Our proposed approach encodes each pathway route as a Bayesian Network initialized with a sequence of conditional probabilities which are designed to incorporate directionality of regulatory relationships in the pathways, i.e. activation and inhibition relationships. We demonstrate the effectiveness of our pathway analysis method by conducting two case studies. First, we validate our model through simulation in which the model is able to discern patients in the Test Group from those ones in the Control Group. Second, we apply our model to analyze the Breast Cancer data set, available from TCGA, against some pathways available from KEGG. Furthermore, we compare this approach against other pathway analysis tools and the results show that our tool can generate comparably good Area Under the Curve (AUC) in the Receiver operating characteristic curve against others.

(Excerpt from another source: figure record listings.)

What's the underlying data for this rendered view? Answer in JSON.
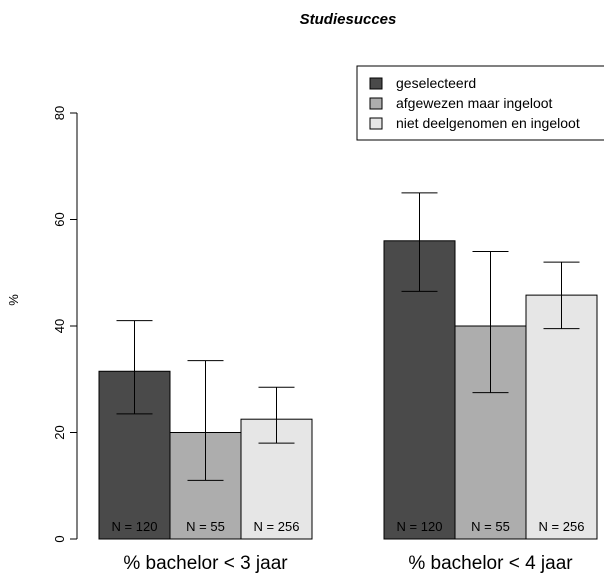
{
  "chart_data": {
    "type": "bar",
    "title": "Studiesucces",
    "xlabel": "",
    "ylabel": "%",
    "ylim": [
      0,
      80
    ],
    "yticks": [
      0,
      20,
      40,
      60,
      80
    ],
    "categories": [
      "% bachelor < 3 jaar",
      "% bachelor < 4 jaar"
    ],
    "series": [
      {
        "name": "geselecteerd",
        "color": "#4a4a4a",
        "values": [
          31.5,
          56
        ],
        "ci_low": [
          23.5,
          46.5
        ],
        "ci_high": [
          41,
          65
        ],
        "n_labels": [
          "N = 120",
          "N = 120"
        ]
      },
      {
        "name": "afgewezen maar ingeloot",
        "color": "#adadad",
        "values": [
          20,
          40
        ],
        "ci_low": [
          11,
          27.5
        ],
        "ci_high": [
          33.5,
          54
        ],
        "n_labels": [
          "N = 55",
          "N = 55"
        ]
      },
      {
        "name": "niet deelgenomen en ingeloot",
        "color": "#e6e6e6",
        "values": [
          22.5,
          45.8
        ],
        "ci_low": [
          18,
          39.5
        ],
        "ci_high": [
          28.5,
          52
        ],
        "n_labels": [
          "N = 256",
          "N = 256"
        ]
      }
    ],
    "legend_position": "top-right",
    "grid": false
  }
}
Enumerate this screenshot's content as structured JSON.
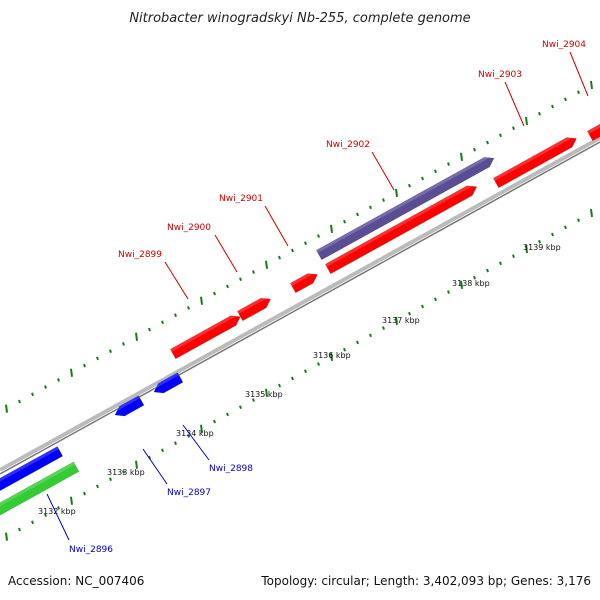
{
  "title": "Nitrobacter winogradskyi Nb-255, complete genome",
  "accession_text": "Accession: NC_007406",
  "topology_text": "Topology: circular; Length: 3,402,093 bp; Genes: 3,176",
  "colors": {
    "forward_gene": "#ff0000",
    "reverse_gene": "#0000ff",
    "rrna_gene": "#33cc33",
    "overlap_gene": "#5a4d96",
    "backbone": "#999999",
    "tick": "#1a7a1a",
    "forward_label": "#cc0000",
    "reverse_label": "#0000cc"
  },
  "tick_labels": [
    "3132 kbp",
    "3133 kbp",
    "3134 kbp",
    "3135 kbp",
    "3136 kbp",
    "3137 kbp",
    "3138 kbp",
    "3139 kbp"
  ],
  "genes": [
    {
      "name": "Nwi_2896",
      "strand": "reverse",
      "color": "rrna"
    },
    {
      "name": "Nwi_2897",
      "strand": "reverse",
      "color": "reverse"
    },
    {
      "name": "Nwi_2898",
      "strand": "reverse",
      "color": "reverse"
    },
    {
      "name": "Nwi_2899",
      "strand": "forward",
      "color": "forward"
    },
    {
      "name": "Nwi_2900",
      "strand": "forward",
      "color": "forward"
    },
    {
      "name": "Nwi_2901",
      "strand": "forward",
      "color": "forward"
    },
    {
      "name": "Nwi_2902",
      "strand": "forward",
      "color": "overlap"
    },
    {
      "name": "Nwi_2903",
      "strand": "forward",
      "color": "forward"
    },
    {
      "name": "Nwi_2904",
      "strand": "forward",
      "color": "forward"
    }
  ]
}
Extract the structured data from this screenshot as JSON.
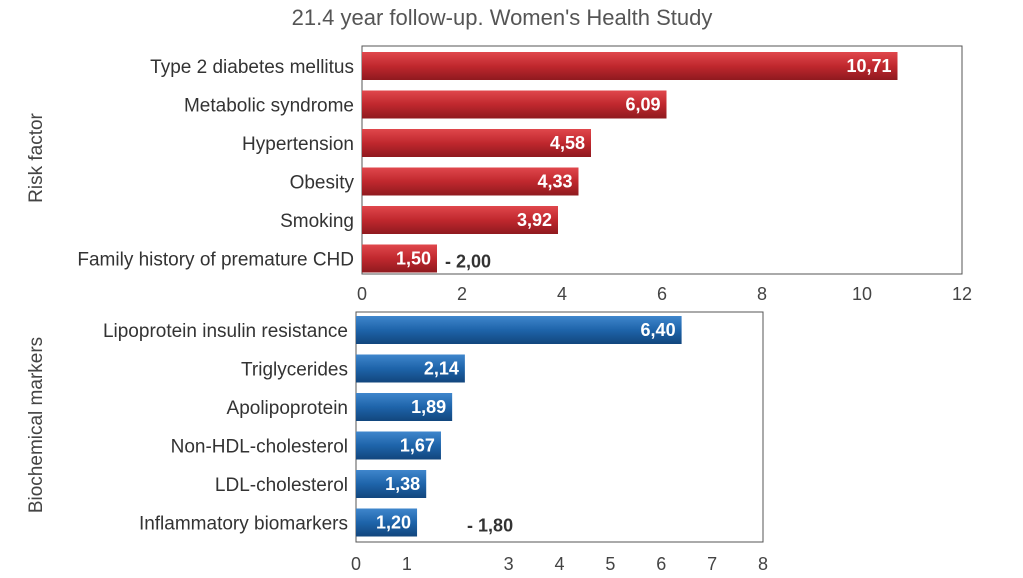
{
  "chart_data": [
    {
      "type": "bar",
      "orientation": "horizontal",
      "title": "21.4 year follow-up. Women's Health Study",
      "ylabel": "Risk factor",
      "xlim": [
        0,
        12
      ],
      "xticks": [
        "0",
        "2",
        "4",
        "6",
        "8",
        "10",
        "12"
      ],
      "color": "#c0282e",
      "categories": [
        "Type 2 diabetes mellitus",
        "Metabolic syndrome",
        "Hypertension",
        "Obesity",
        "Smoking",
        "Family history of premature CHD"
      ],
      "values": [
        10.71,
        6.09,
        4.58,
        4.33,
        3.92,
        1.5
      ],
      "value_labels": [
        "10,71",
        "6,09",
        "4,58",
        "4,33",
        "3,92",
        "1,50"
      ],
      "annotations": [
        {
          "category": "Family history of premature CHD",
          "text": "- 2,00"
        }
      ]
    },
    {
      "type": "bar",
      "orientation": "horizontal",
      "ylabel": "Biochemical markers",
      "xlim": [
        0,
        8
      ],
      "xticks": [
        "0",
        "1",
        "",
        "3",
        "4",
        "5",
        "6",
        "7",
        "8"
      ],
      "color": "#1e64aa",
      "categories": [
        "Lipoprotein insulin resistance",
        "Triglycerides",
        "Apolipoprotein",
        "Non-HDL-cholesterol",
        "LDL-cholesterol",
        "Inflammatory biomarkers"
      ],
      "values": [
        6.4,
        2.14,
        1.89,
        1.67,
        1.38,
        1.2
      ],
      "value_labels": [
        "6,40",
        "2,14",
        "1,89",
        "1,67",
        "1,38",
        "1,20"
      ],
      "annotations": [
        {
          "category": "Inflammatory biomarkers",
          "text": "- 1,80"
        }
      ]
    }
  ]
}
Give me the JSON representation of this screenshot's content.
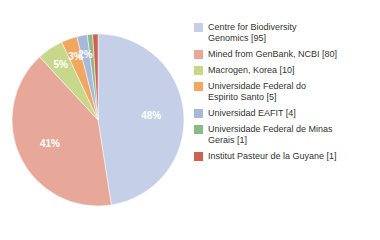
{
  "chart_data": {
    "type": "pie",
    "categories": [
      "Centre for Biodiversity\nGenomics [95]",
      "Mined from GenBank, NCBI [80]",
      "Macrogen, Korea [10]",
      "Universidade Federal do\nEspirito Santo [5]",
      "Universidad EAFIT [4]",
      "Universidade Federal de Minas\nGerais [1]",
      "Institut Pasteur de la Guyane [1]"
    ],
    "values": [
      48,
      41,
      5,
      3,
      2,
      1,
      1
    ],
    "value_labels": [
      "48%",
      "41%",
      "5%",
      "3%",
      "2%",
      null,
      null
    ],
    "colors": [
      "#c5cfe8",
      "#e8a899",
      "#c8d88a",
      "#f0a860",
      "#a8b8d8",
      "#88bb88",
      "#d06050"
    ],
    "data_labels": true,
    "legend": "right"
  }
}
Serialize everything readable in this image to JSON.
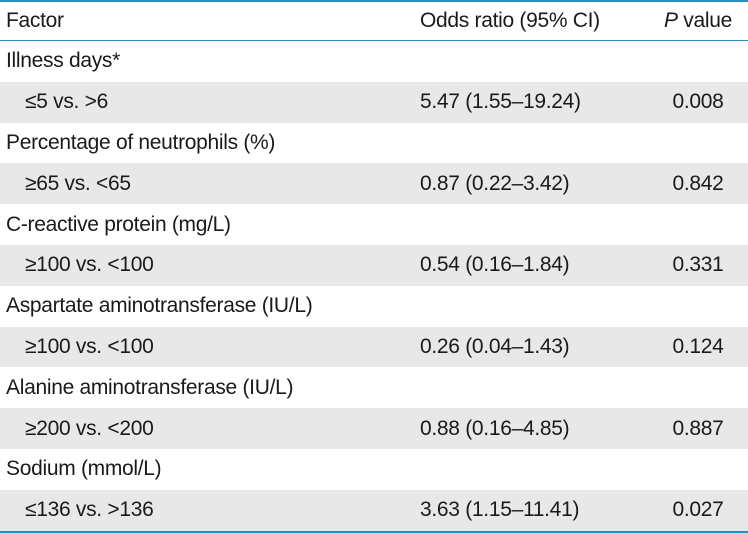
{
  "table": {
    "headers": {
      "factor": "Factor",
      "odds_ratio": "Odds ratio (95% CI)",
      "p_italic": "P",
      "p_rest": " value"
    },
    "groups": [
      {
        "label": "Illness days*",
        "comparison": "≤5 vs. >6",
        "odds_ratio": "5.47 (1.55–19.24)",
        "p_value": "0.008"
      },
      {
        "label": "Percentage of neutrophils (%)",
        "comparison": "≥65 vs. <65",
        "odds_ratio": "0.87 (0.22–3.42)",
        "p_value": "0.842"
      },
      {
        "label": "C-reactive protein (mg/L)",
        "comparison": "≥100 vs. <100",
        "odds_ratio": "0.54 (0.16–1.84)",
        "p_value": "0.331"
      },
      {
        "label": "Aspartate aminotransferase (IU/L)",
        "comparison": "≥100 vs. <100",
        "odds_ratio": "0.26 (0.04–1.43)",
        "p_value": "0.124"
      },
      {
        "label": "Alanine aminotransferase (IU/L)",
        "comparison": "≥200 vs. <200",
        "odds_ratio": "0.88 (0.16–4.85)",
        "p_value": "0.887"
      },
      {
        "label": "Sodium (mmol/L)",
        "comparison": "≤136 vs. >136",
        "odds_ratio": "3.63 (1.15–11.41)",
        "p_value": "0.027"
      }
    ]
  }
}
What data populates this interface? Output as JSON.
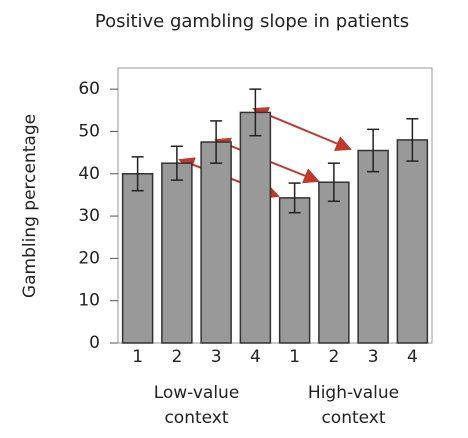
{
  "chart_data": {
    "type": "bar",
    "title": "Positive gambling slope in patients",
    "ylabel": "Gambling percentage",
    "categories": [
      "1",
      "2",
      "3",
      "4",
      "1",
      "2",
      "3",
      "4"
    ],
    "group_labels": [
      [
        "Low-value",
        "context"
      ],
      [
        "High-value",
        "context"
      ]
    ],
    "series": [
      {
        "values": [
          40,
          42.5,
          47.5,
          54.5,
          34.3,
          38,
          45.5,
          48
        ],
        "errors": [
          4,
          4,
          5,
          5.5,
          3.5,
          4.5,
          5,
          5
        ],
        "color": "#999999"
      }
    ],
    "ylim": [
      0,
      65
    ],
    "yticks": [
      0,
      10,
      20,
      30,
      40,
      50,
      60
    ]
  }
}
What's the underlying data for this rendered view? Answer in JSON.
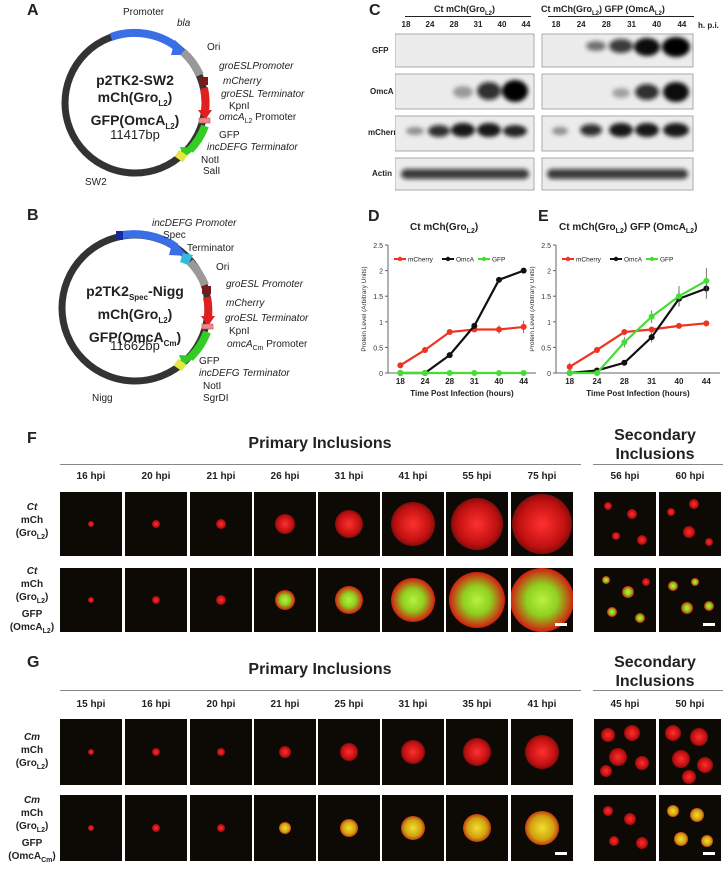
{
  "panels": {
    "A": "A",
    "B": "B",
    "C": "C",
    "D": "D",
    "E": "E",
    "F": "F",
    "G": "G"
  },
  "map_A": {
    "title1": "p2TK2-SW2",
    "title2": "mCh(Gro",
    "title2_sub": "L2",
    "title2_end": ")",
    "title3": "GFP(OmcA",
    "title3_sub": "L2",
    "title3_end": ")",
    "size": "11417bp",
    "labels": {
      "promoter": "Promoter",
      "bla": "bla",
      "ori": "Ori",
      "groesl_promoter": "groESLPromoter",
      "mcherry": "mCherry",
      "groesl_terminator": "groESL Terminator",
      "kpni": "KpnI",
      "omca_promoter": "omcA",
      "omca_promoter_sub": "L2",
      "omca_promoter_end": " Promoter",
      "gfp": "GFP",
      "incdefg_terminator": "incDEFG Terminator",
      "noti": "NotI",
      "sali": "SalI",
      "sw2": "SW2"
    }
  },
  "map_B": {
    "title1": "p2TK2",
    "title1_sub": "Spec",
    "title1_end": "-Nigg",
    "title2": "mCh(Gro",
    "title2_sub": "L2",
    "title2_end": ")",
    "title3": "GFP(OmcA",
    "title3_sub": "Cm",
    "title3_end": ")",
    "size": "11662bp",
    "labels": {
      "incdefg_promoter": "incDEFG Promoter",
      "spec": "Spec",
      "terminator": "Terminator",
      "ori": "Ori",
      "groesl_promoter": "groESL Promoter",
      "mcherry": "mCherry",
      "groesl_terminator": "groESL Terminator",
      "kpni": "KpnI",
      "omca_promoter": "omcA",
      "omca_promoter_sub": "Cm",
      "omca_promoter_end": " Promoter",
      "gfp": "GFP",
      "incdefg_terminator": "incDEFG Terminator",
      "noti": "NotI",
      "sgrdi": "SgrDI",
      "nigg": "Nigg"
    }
  },
  "gel": {
    "group1": "Ct mCh(Gro",
    "group1_sub": "L2",
    "group1_end": ")",
    "group2": "Ct mCh(Gro",
    "group2_sub": "L2",
    "group2_end": ") GFP (OmcA",
    "group2_sub2": "L2",
    "group2_end2": ")",
    "lanes1": [
      "18",
      "24",
      "28",
      "31",
      "40",
      "44"
    ],
    "lanes2": [
      "18",
      "24",
      "28",
      "31",
      "40",
      "44"
    ],
    "hpi": "h. p.i.",
    "rows": [
      "GFP",
      "OmcA",
      "mCherry",
      "Actin"
    ]
  },
  "chart_data": [
    {
      "type": "line",
      "title": "Ct mCh(Gro",
      "title_sub": "L2",
      "title_end": ")",
      "xlabel": "Time Post Infection (hours)",
      "ylabel": "Protein Level (Arbitrary Units)",
      "categories": [
        "18",
        "24",
        "28",
        "31",
        "40",
        "44"
      ],
      "yticks": [
        "0",
        "0.5",
        "1",
        "1.5",
        "2",
        "2.5"
      ],
      "ylim": [
        0,
        2.5
      ],
      "legend": [
        "mCherry",
        "OmcA",
        "GFP"
      ],
      "series": [
        {
          "name": "mCherry",
          "color": "#ee3322",
          "values": [
            0.15,
            0.45,
            0.8,
            0.85,
            0.85,
            0.9
          ],
          "err": [
            0.06,
            0.06,
            0.05,
            0.05,
            0.08,
            0.12
          ]
        },
        {
          "name": "OmcA",
          "color": "#111111",
          "values": [
            0,
            0,
            0.35,
            0.92,
            1.82,
            2.0
          ],
          "err": [
            0,
            0,
            0,
            0,
            0,
            0
          ]
        },
        {
          "name": "GFP",
          "color": "#44dd33",
          "values": [
            0,
            0,
            0,
            0,
            0,
            0
          ],
          "err": [
            0,
            0,
            0,
            0,
            0,
            0
          ]
        }
      ]
    },
    {
      "type": "line",
      "title": "Ct mCh(Gro",
      "title_sub": "L2",
      "title_end": ") GFP (OmcA",
      "title_sub2": "L2",
      "title_end2": ")",
      "xlabel": "Time Post Infection (hours)",
      "ylabel": "Protein Level (Arbitrary Units)",
      "categories": [
        "18",
        "24",
        "28",
        "31",
        "40",
        "44"
      ],
      "yticks": [
        "0",
        "0.5",
        "1",
        "1.5",
        "2",
        "2.5"
      ],
      "ylim": [
        0,
        2.5
      ],
      "legend": [
        "mCherry",
        "OmcA",
        "GFP"
      ],
      "series": [
        {
          "name": "mCherry",
          "color": "#ee3322",
          "values": [
            0.12,
            0.45,
            0.8,
            0.85,
            0.92,
            0.97
          ],
          "err": [
            0.08,
            0.06,
            0.05,
            0.05,
            0.05,
            0.05
          ]
        },
        {
          "name": "OmcA",
          "color": "#111111",
          "values": [
            0,
            0.05,
            0.2,
            0.7,
            1.45,
            1.65
          ],
          "err": [
            0,
            0,
            0,
            0.1,
            0.15,
            0.2
          ]
        },
        {
          "name": "GFP",
          "color": "#44dd33",
          "values": [
            0,
            0,
            0.6,
            1.1,
            1.5,
            1.8
          ],
          "err": [
            0,
            0,
            0.1,
            0.12,
            0.2,
            0.25
          ]
        }
      ]
    }
  ],
  "panel_F": {
    "primary": "Primary Inclusions",
    "secondary1": "Secondary",
    "secondary2": "Inclusions",
    "primary_hpi": [
      "16 hpi",
      "20 hpi",
      "21 hpi",
      "26 hpi",
      "31 hpi",
      "41 hpi",
      "55 hpi",
      "75 hpi"
    ],
    "secondary_hpi": [
      "56 hpi",
      "60 hpi"
    ],
    "row1": {
      "l1": "Ct",
      "l2": "mCh",
      "l3": "(Gro",
      "l3sub": "L2",
      "l3end": ")"
    },
    "row2": {
      "l1": "Ct",
      "l2": "mCh",
      "l3": "(Gro",
      "l3sub": "L2",
      "l3end": ")",
      "l4": "GFP",
      "l5": "(OmcA",
      "l5sub": "L2",
      "l5end": ")"
    }
  },
  "panel_G": {
    "primary": "Primary Inclusions",
    "secondary1": "Secondary",
    "secondary2": "Inclusions",
    "primary_hpi": [
      "15 hpi",
      "16 hpi",
      "20 hpi",
      "21 hpi",
      "25 hpi",
      "31 hpi",
      "35 hpi",
      "41 hpi"
    ],
    "secondary_hpi": [
      "45 hpi",
      "50 hpi"
    ],
    "row1": {
      "l1": "Cm",
      "l2": "mCh",
      "l3": "(Gro",
      "l3sub": "L2",
      "l3end": ")"
    },
    "row2": {
      "l1": "Cm",
      "l2": "mCh",
      "l3": "(Gro",
      "l3sub": "L2",
      "l3end": ")",
      "l4": "GFP",
      "l5": "(OmcA",
      "l5sub": "Cm",
      "l5end": ")"
    }
  }
}
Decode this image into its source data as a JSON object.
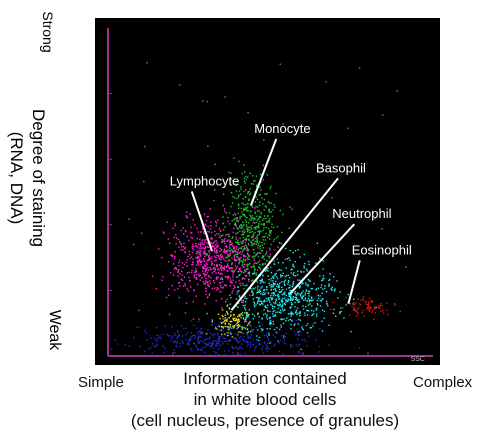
{
  "chart_data": {
    "type": "scatter",
    "title": "",
    "xlabel": [
      "Information contained",
      "in white blood cells",
      "(cell nucleus, presence of granules)"
    ],
    "ylabel": [
      "Degree of staining",
      "(RNA, DNA)"
    ],
    "x_axis_ends": {
      "low": "Simple",
      "high": "Complex"
    },
    "y_axis_ends": {
      "low": "Weak",
      "high": "Strong"
    },
    "corner_marks": {
      "bottom_right": "SSC"
    },
    "xlim": [
      0,
      100
    ],
    "ylim": [
      0,
      100
    ],
    "background": "#000000",
    "axis_color": "#a0308c",
    "series": [
      {
        "name": "Lymphocyte",
        "color": "#ff22d8",
        "center": [
          32,
          30
        ],
        "spread": [
          7,
          6
        ],
        "count": 700,
        "label": [
          19,
          52
        ],
        "pointer_to": [
          32,
          32
        ]
      },
      {
        "name": "Monocyte",
        "color": "#20c030",
        "center": [
          44,
          38
        ],
        "spread": [
          4,
          9
        ],
        "count": 500,
        "label": [
          45,
          68
        ],
        "pointer_to": [
          44,
          46
        ]
      },
      {
        "name": "Basophil",
        "color": "#e0e020",
        "center": [
          38,
          11
        ],
        "spread": [
          3,
          2
        ],
        "count": 120,
        "label": [
          64,
          56
        ],
        "pointer_to": [
          38,
          14
        ]
      },
      {
        "name": "Neutrophil",
        "color": "#22e8ee",
        "center": [
          54,
          18
        ],
        "spread": [
          8,
          5
        ],
        "count": 650,
        "label": [
          69,
          42
        ],
        "pointer_to": [
          56,
          19
        ]
      },
      {
        "name": "Eosinophil",
        "color": "#d01818",
        "center": [
          80,
          15
        ],
        "spread": [
          4,
          1.5
        ],
        "count": 80,
        "label": [
          75,
          31
        ],
        "pointer_to": [
          74,
          16
        ]
      },
      {
        "name": "",
        "color": "#2030c8",
        "center": [
          35,
          5
        ],
        "spread": [
          14,
          2.5
        ],
        "count": 400
      }
    ]
  }
}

Regarding future work, we are interested in exploring if the use of the pathway analysis may address one known problem in using machine learning techniques for genomics data mining. That is, effectively using Machine learning on gene expression data requires use of a very large number of data samples but typically the field does not have such many data sets. This problem is further aggravated if one plans to use neural networks.
The main idea is to preprocess the raw omics data with our new pathway analysis approach and obtain image-like data containing the activated pathway interactions for each given gene expression sample. Three methods will be compared: (1) Method 1 - image-like data is created through preprocessing using publicly available curated pathways (e.g., KEGG), (2) Method 2 - image-like data is created through preprocessing with fake decoy pathways, (3) Method 3 - no preprocessing is done and using raw expression levels directly. As a preliminary step, computational experiments were performed with two real data sets, one for single cell breast cancer study and one for cell cycling microarray data set, were performed and results are promising in both cases. The outcome using Method 1 provided higher AUC for the precision recall curve than the outcomes using Method 2 and Method 3. This preliminary result suggests that our proposed approach could be useful in handling the small data set problem in gene expression data study.